Obama also wants the number of federal OSHA inspections to climb from 38,600 this year to 40,900 in the fiscal year starting Oct. 1, and the number of state inspections, which the feds help pay for, to rise from an estimated 50,000 this year to 57,650 next year. Federal OSHA enforcement money alone would rise 14.6%, to $227 million.

Other large budget hikes went to wage and hour enforcement, boosting DOL’s ability to go after violations of minimum wage and overtime laws, and Trade Adjustment Assistance (TAA), which aids workers who lose their jobs to subsidized foreign imports. That would double, to $1.8 billion, as the program expands to cover more workers.

“The president’s budget launches new and innovative ways to promote economic recovery and the competitiveness of our nation’s workers,” Obama’s Labor Secretary, Hilda Solis, said. “At the same time, the budget reflects our effort to invest in what works and cut or reduce programs that do not.”

The OSHA increase marks not just more money for job safety and health but also a shift in emphasis away from the GOP Bush regime’s combination of turning OSHA into a “consultative agency” for business and of going after only “the worst of the worst.” A Government Accountability Office probe of the latter emphasis showed it flopped.

Solis said her department would hire 1,000 new workers, two-thirds of them investigators, thus returning the number of such probers to where it was in 2001, before Bush took over. Of those, 160 new investigators will be in OSHA, while 200 will be in Wage and Hour. Its budget would increase by 18%, to $228 million.

“If we expect our workers to come to work, every day, we have to protect them,” Jordan Barab, acting OSHA administrator, told union nurses earlier in the week. Of his boss, Solis, Barab added that “She is assuming and hoping most employers want to do the right thing, but those who don’t will be targeted for strong enforcement action.”

Trade Adjustment Assistance (TAA), the program that gives extended jobless benefits, retraining money and even subsidies for health insurance coverage to workers who lose their jobs due to subsidized foreign imports, would double.

That hike will occur, the budget said, because Congress, in the stimulus law Obama pushed and lawmakers passed, expanded TAA to service-sector workers and to workers who lose their jobs because their firms lost business from now-laid-off workers whose own companies closed due to imports.

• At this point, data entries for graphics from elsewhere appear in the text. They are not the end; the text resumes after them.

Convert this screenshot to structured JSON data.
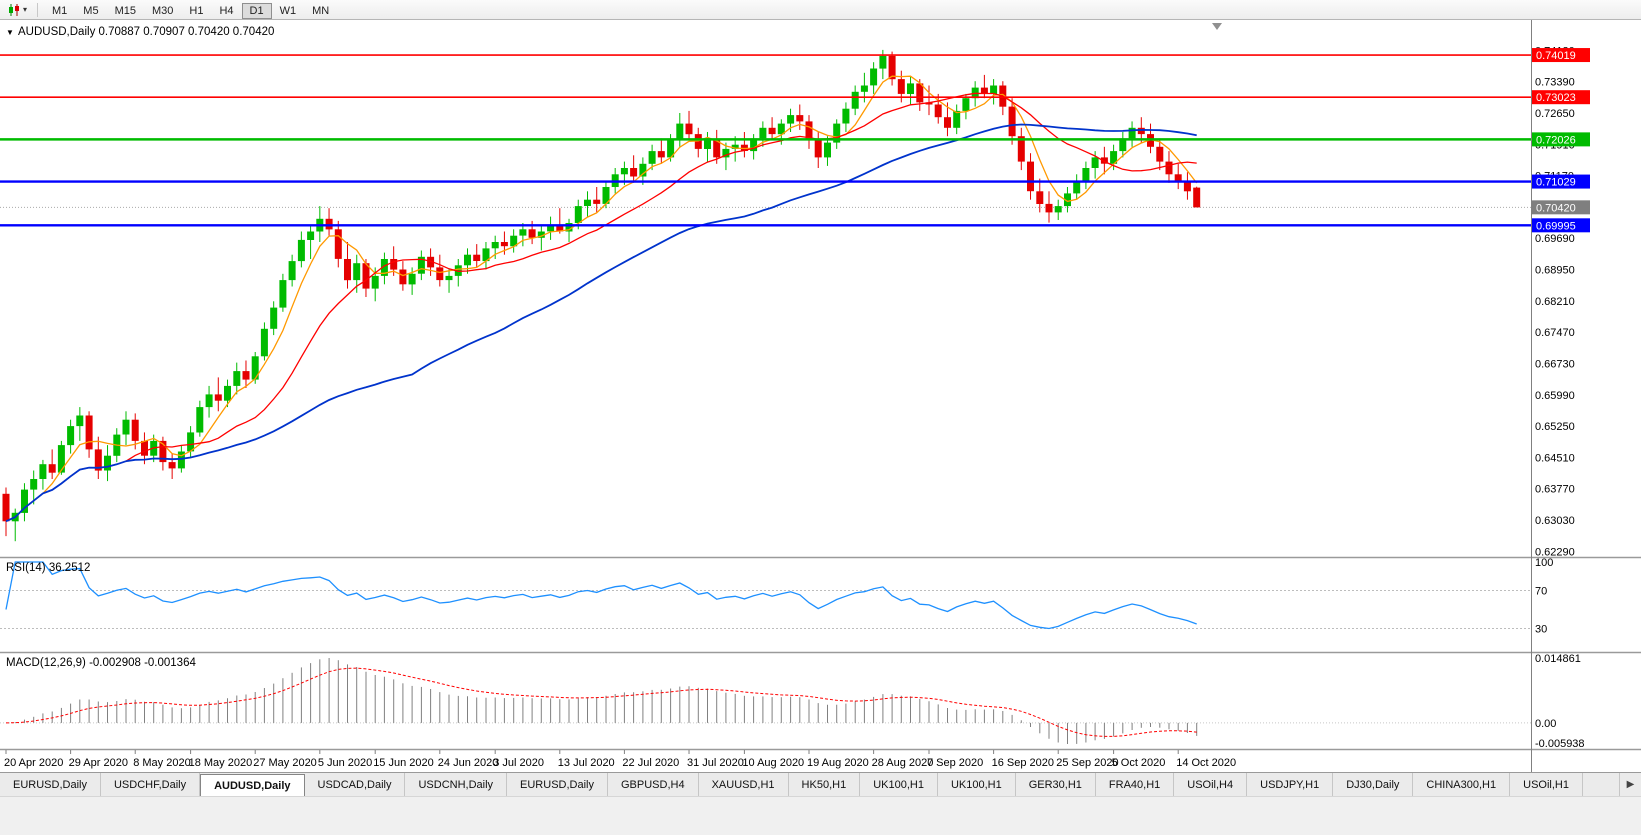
{
  "toolbar": {
    "timeframes": [
      "M1",
      "M5",
      "M15",
      "M30",
      "H1",
      "H4",
      "D1",
      "W1",
      "MN"
    ],
    "active_timeframe": "D1"
  },
  "icons": {
    "chart_type": "candlestick-chart",
    "dropdown_caret": "▾",
    "chart_menu": "▼",
    "tab_scroll_right": "▶"
  },
  "chart_data": {
    "type": "candlestick",
    "symbol": "AUDUSD",
    "timeframe": "Daily",
    "title": "AUDUSD,Daily",
    "ohlc_display": [
      "0.70887",
      "0.70907",
      "0.70420",
      "0.70420"
    ],
    "y_range": [
      0.6218,
      0.748
    ],
    "candle_colors": {
      "bull": "#00BB00",
      "bear": "#E50000"
    },
    "price_ticks": [
      "0.74130",
      "0.73390",
      "0.72650",
      "0.71910",
      "0.71170",
      "0.70430",
      "0.69690",
      "0.68950",
      "0.68210",
      "0.67470",
      "0.66730",
      "0.65990",
      "0.65250",
      "0.64510",
      "0.63770",
      "0.63030",
      "0.62290"
    ],
    "levels": [
      {
        "price": 0.74019,
        "label": "0.74019",
        "color": "#FF0000",
        "width": 1.6
      },
      {
        "price": 0.73023,
        "label": "0.73023",
        "color": "#FF0000",
        "width": 1.6
      },
      {
        "price": 0.72026,
        "label": "0.72026",
        "color": "#00BB00",
        "width": 2.4
      },
      {
        "price": 0.71029,
        "label": "0.71029",
        "color": "#0000FF",
        "width": 2.4
      },
      {
        "price": 0.69995,
        "label": "0.69995",
        "color": "#0000FF",
        "width": 2.4
      }
    ],
    "current_price": {
      "value": 0.7042,
      "label": "0.70420",
      "line_color": "#aaaaaa",
      "label_bg": "#7f7f7f"
    },
    "moving_averages": [
      {
        "name": "fast",
        "period": 5,
        "color": "#FF9900",
        "width": 1.3
      },
      {
        "name": "medium",
        "period": 14,
        "color": "#FF0000",
        "width": 1.3
      },
      {
        "name": "slow",
        "period": 45,
        "color": "#0033CC",
        "width": 1.8
      }
    ],
    "time_ticks": [
      {
        "bar": 0,
        "label": "20 Apr 2020"
      },
      {
        "bar": 7,
        "label": "29 Apr 2020"
      },
      {
        "bar": 14,
        "label": "8 May 2020"
      },
      {
        "bar": 20,
        "label": "18 May 2020"
      },
      {
        "bar": 27,
        "label": "27 May 2020"
      },
      {
        "bar": 34,
        "label": "5 Jun 2020"
      },
      {
        "bar": 40,
        "label": "15 Jun 2020"
      },
      {
        "bar": 47,
        "label": "24 Jun 2020"
      },
      {
        "bar": 53,
        "label": "3 Jul 2020"
      },
      {
        "bar": 60,
        "label": "13 Jul 2020"
      },
      {
        "bar": 67,
        "label": "22 Jul 2020"
      },
      {
        "bar": 74,
        "label": "31 Jul 2020"
      },
      {
        "bar": 80,
        "label": "10 Aug 2020"
      },
      {
        "bar": 87,
        "label": "19 Aug 2020"
      },
      {
        "bar": 94,
        "label": "28 Aug 2020"
      },
      {
        "bar": 100,
        "label": "7 Sep 2020"
      },
      {
        "bar": 107,
        "label": "16 Sep 2020"
      },
      {
        "bar": 114,
        "label": "25 Sep 2020"
      },
      {
        "bar": 120,
        "label": "5 Oct 2020"
      },
      {
        "bar": 127,
        "label": "14 Oct 2020"
      }
    ],
    "candles": [
      [
        0.6365,
        0.638,
        0.6265,
        0.63
      ],
      [
        0.63,
        0.633,
        0.6253,
        0.632
      ],
      [
        0.632,
        0.639,
        0.63,
        0.6375
      ],
      [
        0.6375,
        0.642,
        0.634,
        0.64
      ],
      [
        0.64,
        0.6445,
        0.6375,
        0.6435
      ],
      [
        0.6435,
        0.647,
        0.64,
        0.6415
      ],
      [
        0.6415,
        0.649,
        0.641,
        0.648
      ],
      [
        0.648,
        0.654,
        0.646,
        0.6525
      ],
      [
        0.6525,
        0.657,
        0.649,
        0.655
      ],
      [
        0.655,
        0.656,
        0.645,
        0.647
      ],
      [
        0.647,
        0.65,
        0.64,
        0.642
      ],
      [
        0.642,
        0.648,
        0.6395,
        0.6455
      ],
      [
        0.6455,
        0.652,
        0.644,
        0.6505
      ],
      [
        0.6505,
        0.656,
        0.648,
        0.654
      ],
      [
        0.654,
        0.6555,
        0.647,
        0.649
      ],
      [
        0.649,
        0.651,
        0.6435,
        0.6455
      ],
      [
        0.6455,
        0.6505,
        0.644,
        0.649
      ],
      [
        0.649,
        0.65,
        0.642,
        0.644
      ],
      [
        0.644,
        0.646,
        0.64,
        0.6425
      ],
      [
        0.6425,
        0.648,
        0.6415,
        0.6465
      ],
      [
        0.6465,
        0.6525,
        0.645,
        0.651
      ],
      [
        0.651,
        0.6585,
        0.65,
        0.657
      ],
      [
        0.657,
        0.662,
        0.6545,
        0.66
      ],
      [
        0.66,
        0.664,
        0.656,
        0.6585
      ],
      [
        0.6585,
        0.6635,
        0.657,
        0.662
      ],
      [
        0.662,
        0.6675,
        0.66,
        0.6655
      ],
      [
        0.6655,
        0.668,
        0.6615,
        0.6635
      ],
      [
        0.6635,
        0.67,
        0.6625,
        0.669
      ],
      [
        0.669,
        0.677,
        0.668,
        0.6755
      ],
      [
        0.6755,
        0.682,
        0.674,
        0.6805
      ],
      [
        0.6805,
        0.6885,
        0.6795,
        0.687
      ],
      [
        0.687,
        0.693,
        0.6855,
        0.6915
      ],
      [
        0.6915,
        0.6985,
        0.69,
        0.6965
      ],
      [
        0.6965,
        0.7,
        0.692,
        0.6985
      ],
      [
        0.6985,
        0.7045,
        0.696,
        0.7015
      ],
      [
        0.7015,
        0.704,
        0.6975,
        0.699
      ],
      [
        0.699,
        0.701,
        0.69,
        0.692
      ],
      [
        0.692,
        0.696,
        0.685,
        0.687
      ],
      [
        0.687,
        0.693,
        0.684,
        0.691
      ],
      [
        0.691,
        0.692,
        0.683,
        0.685
      ],
      [
        0.685,
        0.69,
        0.682,
        0.688
      ],
      [
        0.688,
        0.6935,
        0.686,
        0.692
      ],
      [
        0.692,
        0.695,
        0.688,
        0.6895
      ],
      [
        0.6895,
        0.6915,
        0.6845,
        0.686
      ],
      [
        0.686,
        0.69,
        0.6835,
        0.6885
      ],
      [
        0.6885,
        0.694,
        0.687,
        0.6925
      ],
      [
        0.6925,
        0.6945,
        0.688,
        0.69
      ],
      [
        0.69,
        0.693,
        0.6855,
        0.687
      ],
      [
        0.687,
        0.6895,
        0.684,
        0.688
      ],
      [
        0.688,
        0.692,
        0.6855,
        0.6905
      ],
      [
        0.6905,
        0.6945,
        0.6885,
        0.693
      ],
      [
        0.693,
        0.6955,
        0.69,
        0.6915
      ],
      [
        0.6915,
        0.696,
        0.6895,
        0.6945
      ],
      [
        0.6945,
        0.6975,
        0.692,
        0.696
      ],
      [
        0.696,
        0.6985,
        0.693,
        0.695
      ],
      [
        0.695,
        0.699,
        0.6935,
        0.6975
      ],
      [
        0.6975,
        0.7005,
        0.695,
        0.699
      ],
      [
        0.699,
        0.701,
        0.6955,
        0.697
      ],
      [
        0.697,
        0.7,
        0.694,
        0.6985
      ],
      [
        0.6985,
        0.702,
        0.6965,
        0.7
      ],
      [
        0.7,
        0.704,
        0.698,
        0.6985
      ],
      [
        0.6985,
        0.7015,
        0.696,
        0.7005
      ],
      [
        0.7005,
        0.706,
        0.699,
        0.7045
      ],
      [
        0.7045,
        0.708,
        0.702,
        0.706
      ],
      [
        0.706,
        0.709,
        0.703,
        0.705
      ],
      [
        0.705,
        0.7105,
        0.704,
        0.709
      ],
      [
        0.709,
        0.7135,
        0.7075,
        0.712
      ],
      [
        0.712,
        0.715,
        0.7095,
        0.7135
      ],
      [
        0.7135,
        0.7165,
        0.71,
        0.7115
      ],
      [
        0.7115,
        0.716,
        0.7095,
        0.7145
      ],
      [
        0.7145,
        0.719,
        0.713,
        0.7175
      ],
      [
        0.7175,
        0.7205,
        0.7145,
        0.716
      ],
      [
        0.716,
        0.7215,
        0.715,
        0.72
      ],
      [
        0.72,
        0.7265,
        0.7185,
        0.724
      ],
      [
        0.724,
        0.727,
        0.72,
        0.7215
      ],
      [
        0.7215,
        0.723,
        0.716,
        0.718
      ],
      [
        0.718,
        0.722,
        0.715,
        0.72
      ],
      [
        0.72,
        0.7225,
        0.7145,
        0.716
      ],
      [
        0.716,
        0.7195,
        0.713,
        0.718
      ],
      [
        0.718,
        0.721,
        0.715,
        0.719
      ],
      [
        0.719,
        0.722,
        0.716,
        0.7175
      ],
      [
        0.7175,
        0.7215,
        0.7155,
        0.7205
      ],
      [
        0.7205,
        0.7245,
        0.7185,
        0.723
      ],
      [
        0.723,
        0.7255,
        0.72,
        0.7215
      ],
      [
        0.7215,
        0.725,
        0.719,
        0.724
      ],
      [
        0.724,
        0.7275,
        0.722,
        0.726
      ],
      [
        0.726,
        0.7285,
        0.7225,
        0.7245
      ],
      [
        0.7245,
        0.726,
        0.718,
        0.72
      ],
      [
        0.72,
        0.722,
        0.7135,
        0.716
      ],
      [
        0.716,
        0.721,
        0.714,
        0.7195
      ],
      [
        0.7195,
        0.725,
        0.718,
        0.724
      ],
      [
        0.724,
        0.729,
        0.722,
        0.7275
      ],
      [
        0.7275,
        0.733,
        0.726,
        0.7315
      ],
      [
        0.7315,
        0.736,
        0.729,
        0.733
      ],
      [
        0.733,
        0.7385,
        0.731,
        0.737
      ],
      [
        0.737,
        0.7414,
        0.7345,
        0.74
      ],
      [
        0.74,
        0.741,
        0.733,
        0.7345
      ],
      [
        0.7345,
        0.7365,
        0.729,
        0.731
      ],
      [
        0.731,
        0.735,
        0.7285,
        0.7335
      ],
      [
        0.7335,
        0.7345,
        0.727,
        0.729
      ],
      [
        0.729,
        0.733,
        0.726,
        0.7285
      ],
      [
        0.7285,
        0.731,
        0.724,
        0.7255
      ],
      [
        0.7255,
        0.729,
        0.721,
        0.723
      ],
      [
        0.723,
        0.7285,
        0.7215,
        0.727
      ],
      [
        0.727,
        0.731,
        0.725,
        0.73
      ],
      [
        0.73,
        0.734,
        0.728,
        0.7325
      ],
      [
        0.7325,
        0.7355,
        0.73,
        0.731
      ],
      [
        0.731,
        0.7345,
        0.7285,
        0.733
      ],
      [
        0.733,
        0.734,
        0.726,
        0.728
      ],
      [
        0.728,
        0.73,
        0.719,
        0.721
      ],
      [
        0.721,
        0.723,
        0.713,
        0.715
      ],
      [
        0.715,
        0.717,
        0.706,
        0.708
      ],
      [
        0.708,
        0.711,
        0.703,
        0.705
      ],
      [
        0.705,
        0.708,
        0.7006,
        0.703
      ],
      [
        0.703,
        0.706,
        0.7012,
        0.7045
      ],
      [
        0.7045,
        0.709,
        0.703,
        0.7075
      ],
      [
        0.7075,
        0.712,
        0.706,
        0.7105
      ],
      [
        0.7105,
        0.715,
        0.7085,
        0.7135
      ],
      [
        0.7135,
        0.7175,
        0.711,
        0.716
      ],
      [
        0.716,
        0.7185,
        0.712,
        0.7145
      ],
      [
        0.7145,
        0.719,
        0.713,
        0.7175
      ],
      [
        0.7175,
        0.722,
        0.716,
        0.7205
      ],
      [
        0.7205,
        0.7245,
        0.7185,
        0.723
      ],
      [
        0.723,
        0.7255,
        0.7195,
        0.7215
      ],
      [
        0.7215,
        0.724,
        0.717,
        0.7185
      ],
      [
        0.7185,
        0.7205,
        0.713,
        0.715
      ],
      [
        0.715,
        0.7175,
        0.71,
        0.712
      ],
      [
        0.712,
        0.7145,
        0.7085,
        0.7105
      ],
      [
        0.7105,
        0.7125,
        0.706,
        0.708
      ],
      [
        0.70887,
        0.70907,
        0.7042,
        0.7042
      ]
    ],
    "indicators": [
      {
        "type": "rsi",
        "label": "RSI(14)",
        "value_display": "36.2512",
        "period": 14,
        "levels": [
          70,
          30
        ],
        "axis_labels": [
          "100",
          "70",
          "30"
        ],
        "line_color": "#1E90FF"
      },
      {
        "type": "macd",
        "label": "MACD(12,26,9)",
        "values_display": "-0.002908 -0.001364",
        "fast": 12,
        "slow": 26,
        "signal": 9,
        "axis_labels": [
          "0.014861",
          "0.00",
          "-0.005938"
        ],
        "histogram_color": "#808080",
        "signal_color": "#FF0000"
      }
    ]
  },
  "tabs": {
    "active_index": 2,
    "items": [
      "EURUSD,Daily",
      "USDCHF,Daily",
      "AUDUSD,Daily",
      "USDCAD,Daily",
      "USDCNH,Daily",
      "EURUSD,Daily",
      "GBPUSD,H4",
      "XAUUSD,H1",
      "HK50,H1",
      "UK100,H1",
      "UK100,H1",
      "GER30,H1",
      "FRA40,H1",
      "USOil,H4",
      "USDJPY,H1",
      "DJ30,Daily",
      "CHINA300,H1",
      "USOil,H1"
    ]
  }
}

Those are workers like the deli servers whose deli closed because the nearby steel mill whose workers it served lost their jobs to imports. The service sector workers and the others will be eligible for TAA aid starting on May 18.

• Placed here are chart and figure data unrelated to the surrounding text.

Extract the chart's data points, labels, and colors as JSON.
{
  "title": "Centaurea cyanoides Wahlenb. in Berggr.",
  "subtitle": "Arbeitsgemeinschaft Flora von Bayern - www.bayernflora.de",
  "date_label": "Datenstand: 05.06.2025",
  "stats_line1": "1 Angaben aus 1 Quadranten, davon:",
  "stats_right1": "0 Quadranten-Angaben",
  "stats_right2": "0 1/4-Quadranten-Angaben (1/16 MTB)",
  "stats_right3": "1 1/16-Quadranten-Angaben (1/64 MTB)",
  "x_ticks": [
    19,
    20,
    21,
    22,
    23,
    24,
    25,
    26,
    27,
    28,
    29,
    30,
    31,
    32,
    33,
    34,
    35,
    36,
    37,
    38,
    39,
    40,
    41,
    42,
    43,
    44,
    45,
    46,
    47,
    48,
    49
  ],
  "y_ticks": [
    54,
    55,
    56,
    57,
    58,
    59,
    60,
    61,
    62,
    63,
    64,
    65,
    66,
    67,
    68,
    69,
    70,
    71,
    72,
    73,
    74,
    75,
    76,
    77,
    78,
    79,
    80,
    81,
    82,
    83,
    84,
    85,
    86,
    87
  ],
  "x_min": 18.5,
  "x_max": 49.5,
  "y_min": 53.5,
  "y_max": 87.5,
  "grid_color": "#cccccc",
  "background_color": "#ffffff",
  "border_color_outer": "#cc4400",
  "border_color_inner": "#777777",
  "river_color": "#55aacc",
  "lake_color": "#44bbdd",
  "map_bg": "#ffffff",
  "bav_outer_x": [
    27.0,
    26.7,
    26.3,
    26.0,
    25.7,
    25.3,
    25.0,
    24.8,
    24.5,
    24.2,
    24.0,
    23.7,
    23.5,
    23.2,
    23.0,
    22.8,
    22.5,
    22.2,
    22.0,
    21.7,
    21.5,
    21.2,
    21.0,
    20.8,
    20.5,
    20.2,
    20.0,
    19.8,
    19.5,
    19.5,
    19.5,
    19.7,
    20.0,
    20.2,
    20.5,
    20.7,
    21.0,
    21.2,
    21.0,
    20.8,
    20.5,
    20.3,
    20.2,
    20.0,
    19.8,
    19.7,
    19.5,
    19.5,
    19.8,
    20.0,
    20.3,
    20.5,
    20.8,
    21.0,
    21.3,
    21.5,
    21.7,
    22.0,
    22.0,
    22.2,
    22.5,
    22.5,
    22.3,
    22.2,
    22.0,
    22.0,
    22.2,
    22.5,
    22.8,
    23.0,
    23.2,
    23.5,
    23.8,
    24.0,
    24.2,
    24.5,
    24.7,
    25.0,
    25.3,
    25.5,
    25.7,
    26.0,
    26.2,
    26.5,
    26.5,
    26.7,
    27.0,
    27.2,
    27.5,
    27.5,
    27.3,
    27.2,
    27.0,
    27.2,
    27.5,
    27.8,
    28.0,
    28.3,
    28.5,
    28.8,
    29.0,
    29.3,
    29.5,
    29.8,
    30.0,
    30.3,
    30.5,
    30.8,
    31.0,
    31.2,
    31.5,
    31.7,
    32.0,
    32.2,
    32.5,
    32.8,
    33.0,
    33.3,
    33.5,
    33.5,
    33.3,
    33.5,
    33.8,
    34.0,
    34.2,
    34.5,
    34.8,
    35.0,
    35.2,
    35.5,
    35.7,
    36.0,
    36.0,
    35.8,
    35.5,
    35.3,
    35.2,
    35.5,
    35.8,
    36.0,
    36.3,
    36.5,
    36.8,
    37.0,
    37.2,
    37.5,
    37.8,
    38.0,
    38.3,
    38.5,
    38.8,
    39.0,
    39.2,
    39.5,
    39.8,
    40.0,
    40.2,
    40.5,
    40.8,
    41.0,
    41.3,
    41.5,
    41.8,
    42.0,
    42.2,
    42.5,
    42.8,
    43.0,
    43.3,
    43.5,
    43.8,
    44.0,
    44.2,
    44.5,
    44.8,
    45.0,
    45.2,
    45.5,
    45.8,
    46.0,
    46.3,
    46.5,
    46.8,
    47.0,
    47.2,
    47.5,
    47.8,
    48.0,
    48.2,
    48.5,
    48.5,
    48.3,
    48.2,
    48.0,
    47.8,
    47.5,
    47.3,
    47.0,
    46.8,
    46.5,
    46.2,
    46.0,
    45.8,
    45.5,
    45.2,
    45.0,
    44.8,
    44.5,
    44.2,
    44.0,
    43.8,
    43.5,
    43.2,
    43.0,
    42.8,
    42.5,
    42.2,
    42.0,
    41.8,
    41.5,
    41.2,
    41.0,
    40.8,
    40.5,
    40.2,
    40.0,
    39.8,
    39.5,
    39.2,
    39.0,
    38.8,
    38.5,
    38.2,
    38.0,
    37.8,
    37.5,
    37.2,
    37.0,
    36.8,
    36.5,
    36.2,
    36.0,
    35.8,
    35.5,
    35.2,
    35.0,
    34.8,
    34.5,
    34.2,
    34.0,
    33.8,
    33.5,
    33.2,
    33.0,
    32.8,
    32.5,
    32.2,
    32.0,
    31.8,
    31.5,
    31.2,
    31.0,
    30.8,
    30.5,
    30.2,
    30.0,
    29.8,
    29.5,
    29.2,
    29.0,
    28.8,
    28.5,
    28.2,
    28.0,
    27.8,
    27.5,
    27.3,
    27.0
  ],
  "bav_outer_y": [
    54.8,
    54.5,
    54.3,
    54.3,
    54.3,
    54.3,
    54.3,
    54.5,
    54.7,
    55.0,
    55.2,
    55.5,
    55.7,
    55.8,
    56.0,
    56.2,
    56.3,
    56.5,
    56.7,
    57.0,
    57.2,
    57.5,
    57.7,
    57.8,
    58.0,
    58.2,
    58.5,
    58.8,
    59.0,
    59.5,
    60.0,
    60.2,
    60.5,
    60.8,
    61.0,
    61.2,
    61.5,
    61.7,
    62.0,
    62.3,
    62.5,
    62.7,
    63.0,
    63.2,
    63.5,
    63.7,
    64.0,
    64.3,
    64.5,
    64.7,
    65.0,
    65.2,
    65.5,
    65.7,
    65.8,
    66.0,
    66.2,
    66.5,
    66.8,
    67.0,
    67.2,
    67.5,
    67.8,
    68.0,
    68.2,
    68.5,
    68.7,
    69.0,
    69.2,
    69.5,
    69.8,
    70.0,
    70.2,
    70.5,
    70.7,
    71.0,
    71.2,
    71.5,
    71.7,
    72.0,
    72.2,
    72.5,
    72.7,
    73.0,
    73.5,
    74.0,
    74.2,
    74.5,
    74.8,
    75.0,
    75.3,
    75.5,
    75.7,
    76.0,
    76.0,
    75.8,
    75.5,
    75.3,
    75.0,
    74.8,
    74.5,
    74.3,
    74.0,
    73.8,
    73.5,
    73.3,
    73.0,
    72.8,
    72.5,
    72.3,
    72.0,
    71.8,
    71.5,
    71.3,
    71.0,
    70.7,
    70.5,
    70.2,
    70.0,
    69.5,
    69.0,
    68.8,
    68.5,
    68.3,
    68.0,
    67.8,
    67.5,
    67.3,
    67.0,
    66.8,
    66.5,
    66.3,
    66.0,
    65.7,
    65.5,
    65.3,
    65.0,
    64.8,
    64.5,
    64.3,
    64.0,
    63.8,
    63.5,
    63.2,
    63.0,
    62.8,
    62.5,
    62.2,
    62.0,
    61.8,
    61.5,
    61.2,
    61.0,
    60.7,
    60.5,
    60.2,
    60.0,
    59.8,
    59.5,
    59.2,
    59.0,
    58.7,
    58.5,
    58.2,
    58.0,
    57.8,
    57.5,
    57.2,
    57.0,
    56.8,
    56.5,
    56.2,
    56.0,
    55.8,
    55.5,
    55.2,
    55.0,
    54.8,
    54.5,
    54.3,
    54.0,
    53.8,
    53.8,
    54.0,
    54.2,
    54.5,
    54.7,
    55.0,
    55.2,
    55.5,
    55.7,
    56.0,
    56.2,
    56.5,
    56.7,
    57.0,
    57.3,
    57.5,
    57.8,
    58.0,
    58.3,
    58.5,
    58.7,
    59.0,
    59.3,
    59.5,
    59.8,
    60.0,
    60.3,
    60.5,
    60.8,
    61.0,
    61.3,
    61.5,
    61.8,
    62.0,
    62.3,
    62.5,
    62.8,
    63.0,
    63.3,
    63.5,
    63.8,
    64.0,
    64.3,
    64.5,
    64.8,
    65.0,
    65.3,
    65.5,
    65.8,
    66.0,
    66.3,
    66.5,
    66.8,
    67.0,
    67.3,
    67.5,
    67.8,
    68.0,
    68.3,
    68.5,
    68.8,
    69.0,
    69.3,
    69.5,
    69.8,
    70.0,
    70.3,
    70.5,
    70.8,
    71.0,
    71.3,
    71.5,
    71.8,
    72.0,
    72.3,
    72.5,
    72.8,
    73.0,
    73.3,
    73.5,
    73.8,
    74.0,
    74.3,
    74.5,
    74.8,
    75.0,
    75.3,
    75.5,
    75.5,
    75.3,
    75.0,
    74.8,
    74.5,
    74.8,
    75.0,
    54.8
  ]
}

Other notable budget highlights include:

  • OSHA spending on “compliance assistance” would rise by $2 million, to $73 million. “State consultation grants,” another Bush favorite, would stay at $55 million.
  • The Wage and Hour Division is expected to aid 300,000 persons “through securing agreements with firms to pay back wages owed to their workers. In government contract compliance actions, about 35,000 persons will be aided through securing agreements to pay wages owed to workers,” the budget says.
  • The DOL office pushed by the Radical Right National Right to Work Committee and the Bush regime to investigate and harass unions, the Office of Labor-Management Standards, would be cut by $4 million, or 10%, to $41 million. A recent additional onerous provision, pushed through by Bush, that would have forced union officers and staffers to virtually disclose all their personal finances, was halted by Solis.
  • The National Labor Relations Board would get a slight increase, up $21 million to $283.4 million in both budget and staffing. The number of workers would rise by 48, to 1,285 – still far below levels during the Clinton administration.
  • The Pension Benefit Guaranty Corp., which takes over traditional pension plans when the employers dump them — usually due to bankruptcy — and pays some benefits, plans to serve 692,484 retirees in the year starting Oct. 1, up from 665,850. It expects another 100 corporate pension plans, for a total of 4,050, to be dumped on its doorstep.